Luca Maria Gambardella is Director at IDSIA, Istituto Dalle Molle di Studi sull’Intelligenza Artificiale, Lugano, Professor of Algorithms at SUPSI, lecturer of Application of Discrete Optimization at Milan Polytechnics and lecturer of the Artificial Intelligence module in the Knowledge Management course at Informatics Faculty at the University of Lugano. IDSIA is a research institute of both SUPSI (University of Applied Science of Southern Switzerland, Department of Technology and Innovation) and USI (University of Lugano).
His experience and his background cover different aspects, from management to research, including the preparation and the negotiation of many research projects, the direction of a research institute, the involvement in AntOptima the spin-off company of IDSIA other than the realization of successful and effective algorithms:
His current research interest and his major publications include Ant Colony Optimization and meta-heuristics for global optimization, learning and planning for complex collective systems, simulation and scheduling for logistic and routing problems.
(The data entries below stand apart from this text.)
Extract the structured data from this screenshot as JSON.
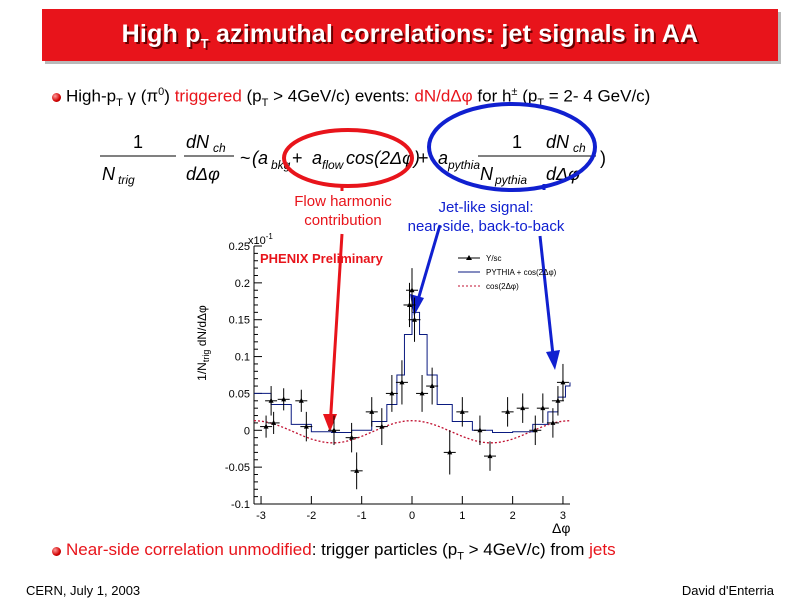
{
  "title": {
    "prefix": "High p",
    "sub": "T",
    "suffix": " azimuthal correlations: jet signals in AA"
  },
  "bullet1": {
    "a": "High-p",
    "a_sub": "T",
    "b": " γ (π",
    "b_sup": "0",
    "c": ") ",
    "d": "triggered",
    "e": " (p",
    "e_sub": "T",
    "f": " > 4GeV/c) events:  ",
    "g": "dN/dΔφ",
    "h": " for h",
    "h_sup": "±",
    "i": " (p",
    "i_sub": "T",
    "j": " = 2- 4 GeV/c)"
  },
  "formula": {
    "one": "1",
    "dnch": "dN",
    "ch": "ch",
    "ntrig": "N",
    "trig": "trig",
    "ddphi": "dΔφ",
    "tilde": "~",
    "open": "(a",
    "bkg": "bkg",
    "plus1": " + ",
    "aflow": "a",
    "flow": "flow",
    "cos": " cos(2Δφ)",
    "plus2": " + ",
    "apythia": "a",
    "pythia": "pythia",
    "npythia": "N",
    "close": ")"
  },
  "annotations": {
    "flow_line1": "Flow harmonic",
    "flow_line2": "contribution",
    "jet_line1": "Jet-like signal:",
    "jet_line2": "near-side, back-to-back"
  },
  "bullet2": {
    "a": "Near-side correlation unmodified",
    "b": ": trigger particles (p",
    "b_sub": "T",
    "c": " > 4GeV/c) from ",
    "d": "jets"
  },
  "footer": {
    "left": "CERN, July 1, 2003",
    "right": "David d'Enterria"
  },
  "chart_data": {
    "type": "scatter",
    "ylabel": "1/N",
    "ylabel_sub": "trig",
    "ylabel_tail": " dN/dΔφ",
    "xlabel": "Δφ",
    "scale_label": "x10",
    "scale_exp": "-1",
    "overlay_label": "PHENIX Preliminary",
    "xlim": [
      -3.14,
      3.14
    ],
    "ylim": [
      -0.1,
      0.25
    ],
    "x_ticks": [
      "-3",
      "-2",
      "-1",
      "0",
      "1",
      "2",
      "3"
    ],
    "y_ticks": [
      "-0.1",
      "-0.05",
      "0",
      "0.05",
      "0.1",
      "0.15",
      "0.2",
      "0.25"
    ],
    "legend": [
      "Y/sc",
      "PYTHIA + cos(2Δφ)",
      "cos(2Δφ)"
    ],
    "points": [
      {
        "x": -2.9,
        "y": 0.005,
        "e": 0.015
      },
      {
        "x": -2.8,
        "y": 0.04,
        "e": 0.02
      },
      {
        "x": -2.75,
        "y": 0.01,
        "e": 0.015
      },
      {
        "x": -2.55,
        "y": 0.042,
        "e": 0.015
      },
      {
        "x": -2.2,
        "y": 0.04,
        "e": 0.015
      },
      {
        "x": -2.1,
        "y": 0.005,
        "e": 0.02
      },
      {
        "x": -1.55,
        "y": 0.0,
        "e": 0.02
      },
      {
        "x": -1.2,
        "y": -0.01,
        "e": 0.02
      },
      {
        "x": -1.1,
        "y": -0.055,
        "e": 0.025
      },
      {
        "x": -0.8,
        "y": 0.025,
        "e": 0.02
      },
      {
        "x": -0.6,
        "y": 0.005,
        "e": 0.025
      },
      {
        "x": -0.4,
        "y": 0.05,
        "e": 0.025
      },
      {
        "x": -0.2,
        "y": 0.065,
        "e": 0.03
      },
      {
        "x": -0.05,
        "y": 0.17,
        "e": 0.03
      },
      {
        "x": 0.0,
        "y": 0.19,
        "e": 0.03
      },
      {
        "x": 0.05,
        "y": 0.15,
        "e": 0.03
      },
      {
        "x": 0.2,
        "y": 0.05,
        "e": 0.025
      },
      {
        "x": 0.4,
        "y": 0.06,
        "e": 0.025
      },
      {
        "x": 0.75,
        "y": -0.03,
        "e": 0.03
      },
      {
        "x": 1.0,
        "y": 0.025,
        "e": 0.02
      },
      {
        "x": 1.35,
        "y": 0.0,
        "e": 0.02
      },
      {
        "x": 1.55,
        "y": -0.035,
        "e": 0.02
      },
      {
        "x": 1.9,
        "y": 0.025,
        "e": 0.02
      },
      {
        "x": 2.2,
        "y": 0.03,
        "e": 0.02
      },
      {
        "x": 2.45,
        "y": 0.0,
        "e": 0.02
      },
      {
        "x": 2.6,
        "y": 0.03,
        "e": 0.02
      },
      {
        "x": 2.8,
        "y": 0.01,
        "e": 0.02
      },
      {
        "x": 2.9,
        "y": 0.04,
        "e": 0.02
      },
      {
        "x": 3.0,
        "y": 0.065,
        "e": 0.025
      }
    ],
    "pythia_curve": {
      "x": [
        -3.14,
        -2.8,
        -2.4,
        -2.0,
        -1.6,
        -1.2,
        -0.8,
        -0.5,
        -0.3,
        -0.15,
        0.0,
        0.15,
        0.3,
        0.5,
        0.8,
        1.2,
        1.6,
        2.0,
        2.4,
        2.7,
        2.9,
        3.05,
        3.14
      ],
      "y": [
        0.05,
        0.035,
        0.008,
        -0.002,
        -0.003,
        0.0,
        0.012,
        0.035,
        0.075,
        0.13,
        0.16,
        0.13,
        0.075,
        0.035,
        0.012,
        0.0,
        -0.003,
        -0.002,
        0.008,
        0.025,
        0.045,
        0.06,
        0.065
      ]
    },
    "cos_curve": {
      "amplitude": 0.015
    }
  }
}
He has invented several meta-heuristics algorithms that can be applied to a wide class of combinatorial optimization problems. In some of these domains, such as the quadratic assignment [Gambardella, Taillard, Dorigo,1999], the sequential ordering [Gambardella & Dorigo 2000], the vehicle routing with time window [Gambardella, Taillard, Agazzi 1999] and the flexible job shop scheduling problems [Mastrolilli & Gambardella 2000] these approximation algorithms are among the best currently worldwide available and for many benchmark instances new best known solutions have been computed.

Monaldo Mastrolilli is a senior researcher at IDSIA and lecturer of Operations Research at SUPSI. In 1997 he graduated with honours in Computer Science Engineering at Politecnico di Milano (Italy), and won the Third prize of the general category in the Whizzkids'97 competition on combinatorial optimization, designed by the Technical University of Eindhoven. He joined IDSIA as a PhD student in 1998. In 2002 he received a summa cum laude Ph.D. degree in Computer Science at University of Kiel (Germany). Since 2004 he holds a permanent position as senior researcher at IDSIA. His main scientific interest is in approximation algorithms for NP-hard problems. He is the author of more than 30 papers published in leading international scientific journals (like Journal of Algorithms, Discrete Applied Mathematics, European Journal of Operational Research, etc…) and conferences (like ESA, AAAI, LATIN, ISAAC, SWAT, etc…). He is the Head of Optimization Department of AntOptima for which he supervised and worked on several industrial projects.